9. The mechanical hoistway access control device of claim 7, wherein the first elastic member is attached at one end to the latch near the corner section of the L-shaped configuration and attached at the other end to the slider near a door opening side end portion of the slider, andwherein the slider is held in a retracted position under a tension by the first elastic member so that the slider protrudes out from the door closing side end of the landing door when the landing door is opened with no elevator car at the landing.
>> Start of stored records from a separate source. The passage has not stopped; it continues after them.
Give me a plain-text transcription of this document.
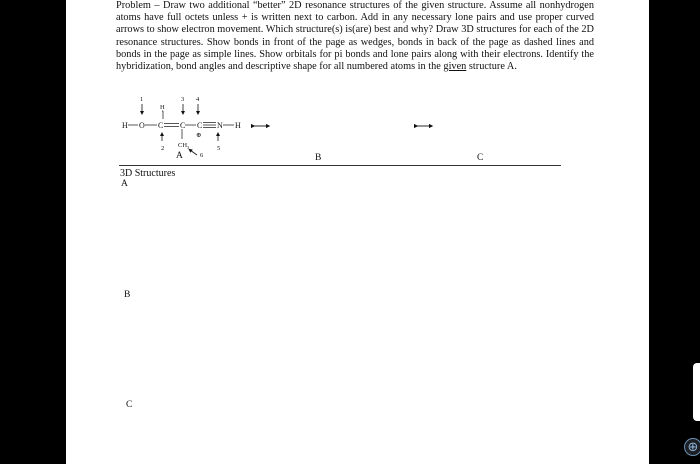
Problem – Draw two additional “better” 2D resonance structures of the given structure. Assume all nonhydrogen atoms have full octets unless + is written next to carbon. Add in any necessary lone pairs and use proper curved arrows to show electron movement. Which structure(s) is(are) best and why? Draw 3D structures for each of the 2D resonance structures. Show bonds in front of the page as wedges, bonds in back of the page as dashed lines and bonds in the page as simple lines. Show orbitals for pi bonds and lone pairs along with their electrons. Identify the hybridization, bond angles and descriptive shape for all numbered atoms in the given structure A.

1	3 4
2	5
6
H
H O C C C N H
$CH_3$
⊕
A	B	C
3D Structures
A
B
C
⊕
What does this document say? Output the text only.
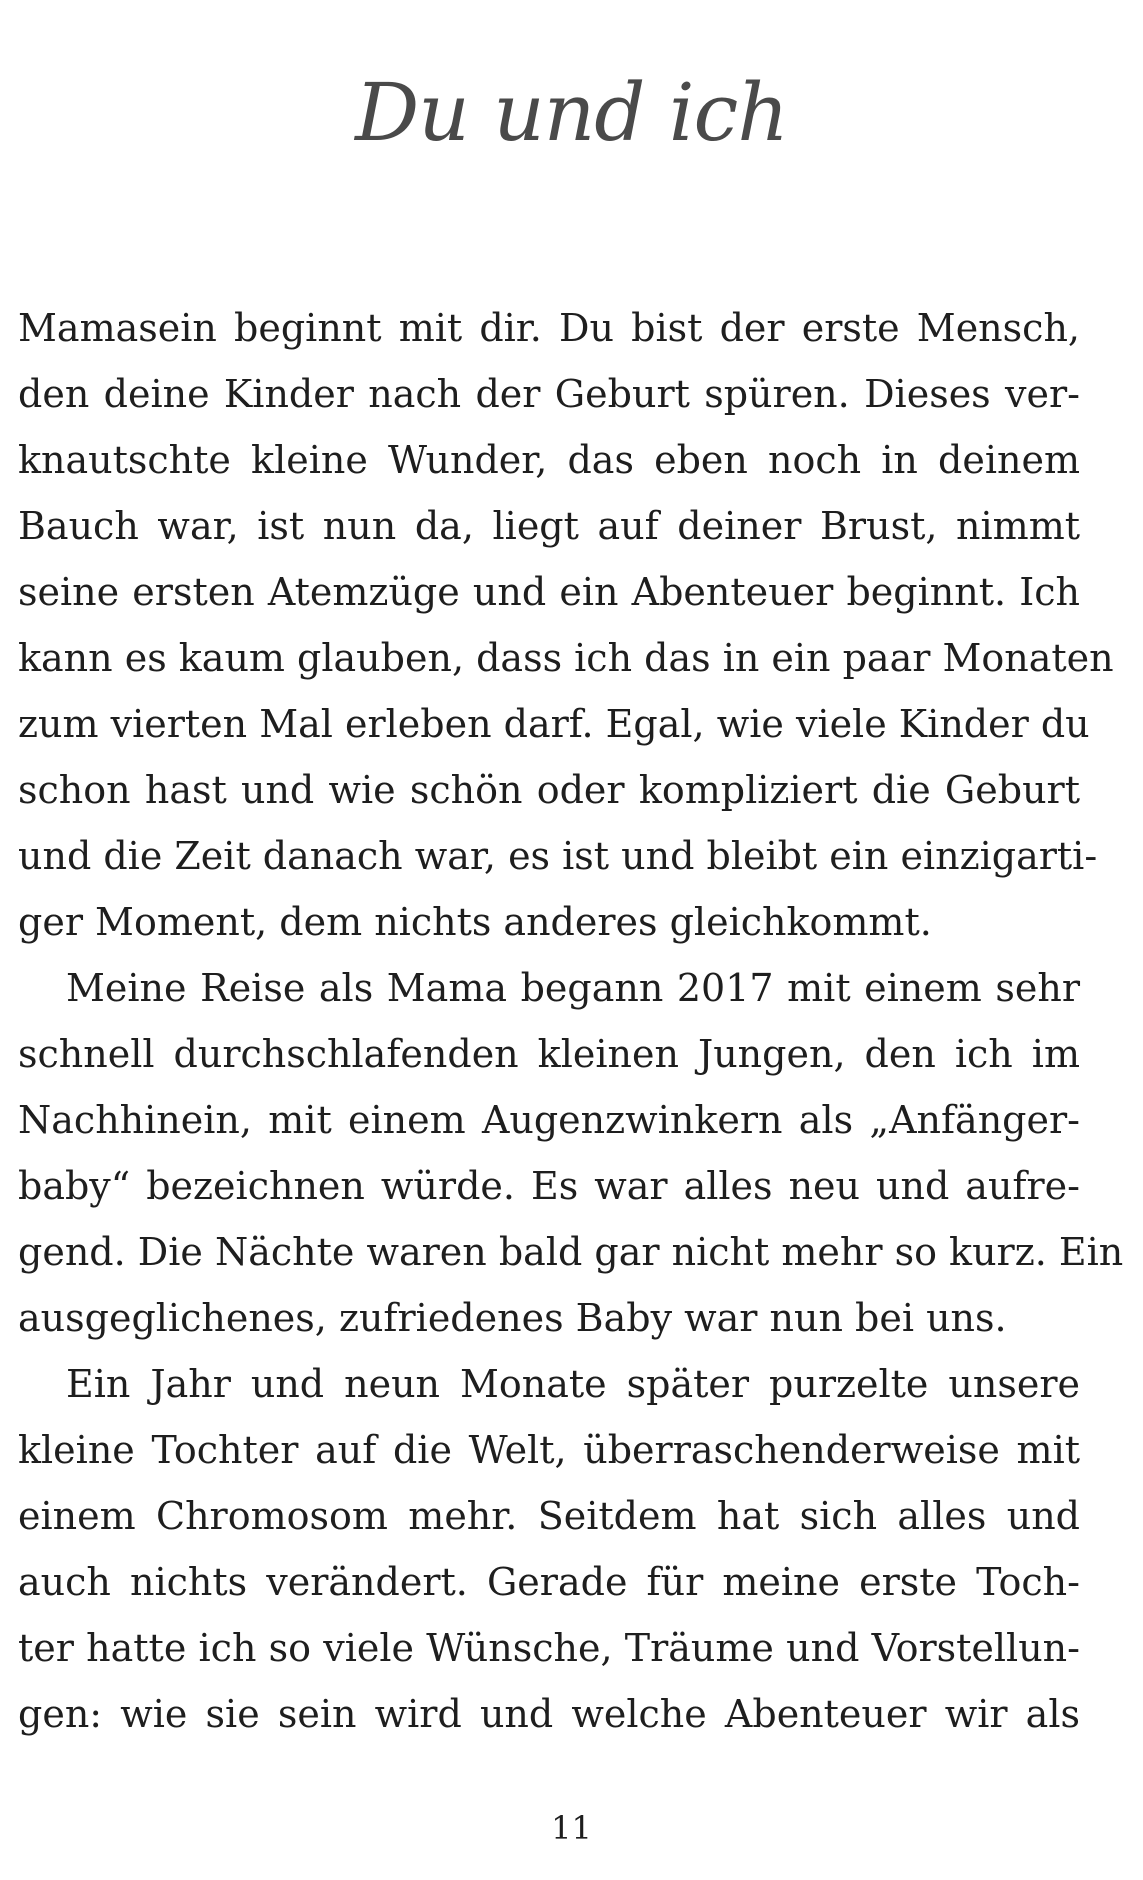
Du und ich
Mamasein beginnt mit dir. Du bist der erste Mensch,
den deine Kinder nach der Geburt spüren. Dieses ver-
knautschte kleine Wunder, das eben noch in deinem
Bauch war, ist nun da, liegt auf deiner Brust, nimmt
seine ersten Atemzüge und ein Abenteuer beginnt. Ich
kann es kaum glauben, dass ich das in ein paar Monaten
zum vierten Mal erleben darf. Egal, wie viele Kinder du
schon hast und wie schön oder kompliziert die Geburt
und die Zeit danach war, es ist und bleibt ein einzigarti-
ger Moment, dem nichts anderes gleichkommt.
Meine Reise als Mama begann 2017 mit einem sehr
schnell durchschlafenden kleinen Jungen, den ich im
Nachhinein, mit einem Augenzwinkern als „Anfänger-
baby“ bezeichnen würde. Es war alles neu und aufre-
gend. Die Nächte waren bald gar nicht mehr so kurz. Ein
ausgeglichenes, zufriedenes Baby war nun bei uns.
Ein Jahr und neun Monate später purzelte unsere
kleine Tochter auf die Welt, überraschenderweise mit
einem Chromosom mehr. Seitdem hat sich alles und
auch nichts verändert. Gerade für meine erste Toch-
ter hatte ich so viele Wünsche, Träume und Vorstellun-
gen: wie sie sein wird und welche Abenteuer wir als
11
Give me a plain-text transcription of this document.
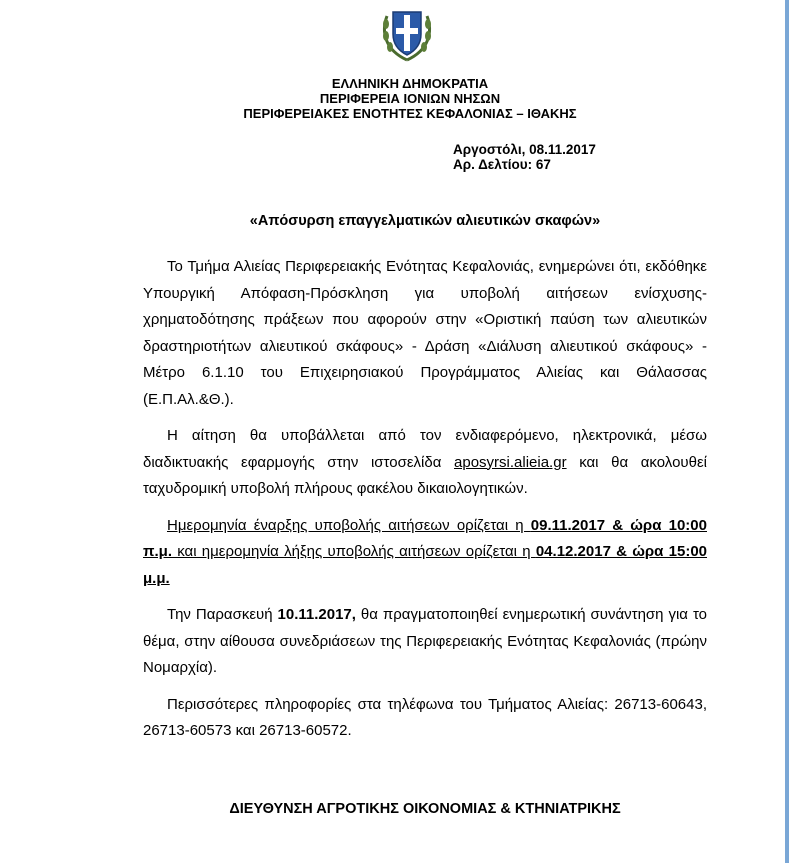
ΕΛΛΗΝΙΚΗ ΔΗΜΟΚΡΑΤΙΑ
ΠΕΡΙΦΕΡΕΙΑ ΙΟΝΙΩΝ ΝΗΣΩΝ
ΠΕΡΙΦΕΡΕΙΑΚΕΣ ΕΝΟΤΗΤΕΣ ΚΕΦΑΛΟΝΙΑΣ – ΙΘΑΚΗΣ
Αργοστόλι, 08.11.2017
Αρ. Δελτίου: 67
«Απόσυρση επαγγελματικών αλιευτικών σκαφών»

Το Τμήμα Αλιείας Περιφερειακής Ενότητας Κεφαλονιάς, ενημερώνει ότι, εκδόθηκε Υπουργική Απόφαση-Πρόσκληση για υποβολή αιτήσεων ενίσχυσης-χρηματοδότησης πράξεων που αφορούν στην «Οριστική παύση των αλιευτικών δραστηριοτήτων αλιευτικού σκάφους» - Δράση «Διάλυση αλιευτικού σκάφους» - Μέτρο 6.1.10 του Επιχειρησιακού Προγράμματος Αλιείας και Θάλασσας (Ε.Π.Αλ.&Θ.).

Η αίτηση θα υποβάλλεται από τον ενδιαφερόμενο, ηλεκτρονικά, μέσω διαδικτυακής εφαρμογής στην ιστοσελίδα aposyrsi.alieia.gr και θα ακολουθεί ταχυδρομική υποβολή πλήρους φακέλου δικαιολογητικών.

Ημερομηνία έναρξης υποβολής αιτήσεων ορίζεται η 09.11.2017 & ώρα 10:00 π.μ. και ημερομηνία λήξης υποβολής αιτήσεων ορίζεται η 04.12.2017 & ώρα 15:00 μ.μ.

Την Παρασκευή 10.11.2017, θα πραγματοποιηθεί ενημερωτική συνάντηση για το θέμα, στην αίθουσα συνεδριάσεων της Περιφερειακής Ενότητας Κεφαλονιάς (πρώην Νομαρχία).

Περισσότερες πληροφορίες στα τηλέφωνα του Τμήματος Αλιείας: 26713-60643, 26713-60573 και 26713-60572.

ΔΙΕΥΘΥΝΣΗ ΑΓΡΟΤΙΚΗΣ ΟΙΚΟΝΟΜΙΑΣ & ΚΤΗΝΙΑΤΡΙΚΗΣ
10. The mechanical hoistway access control device of claim 9, wherein a second elastic member is attached at one end to the latch near the longer side end of the L-shaped configuration and attached at the other end to the first base plate arranged in the lower position than the second base plate near the intermediate portion of the first base plate, andwherein the second elastic member biases the latch in the latching direction.

11. The mechanical hoistway access control device of claim 3, wherein the mechanical hoistway access control device is disposed in proximity to the landing door switch.

12. The mechanical hoistway access control device of claim 1, wherein the first and the second base plates, the slider and the latch are formed of a steel plate.

13. The mechanical hoistway access control device of claim 1, wherein the first and the second base plates, the slider and the latch are disposed on a base member, and wherein the mechanical hoistway access control device is attached to the upper portion of the landing door through the base member.

14. The mechanical hoistway access control device of claim 1, wherein the first elastic member is a spring.

15. The mechanical hoistway access control device of claim 10, wherein the second elastic member is a spring.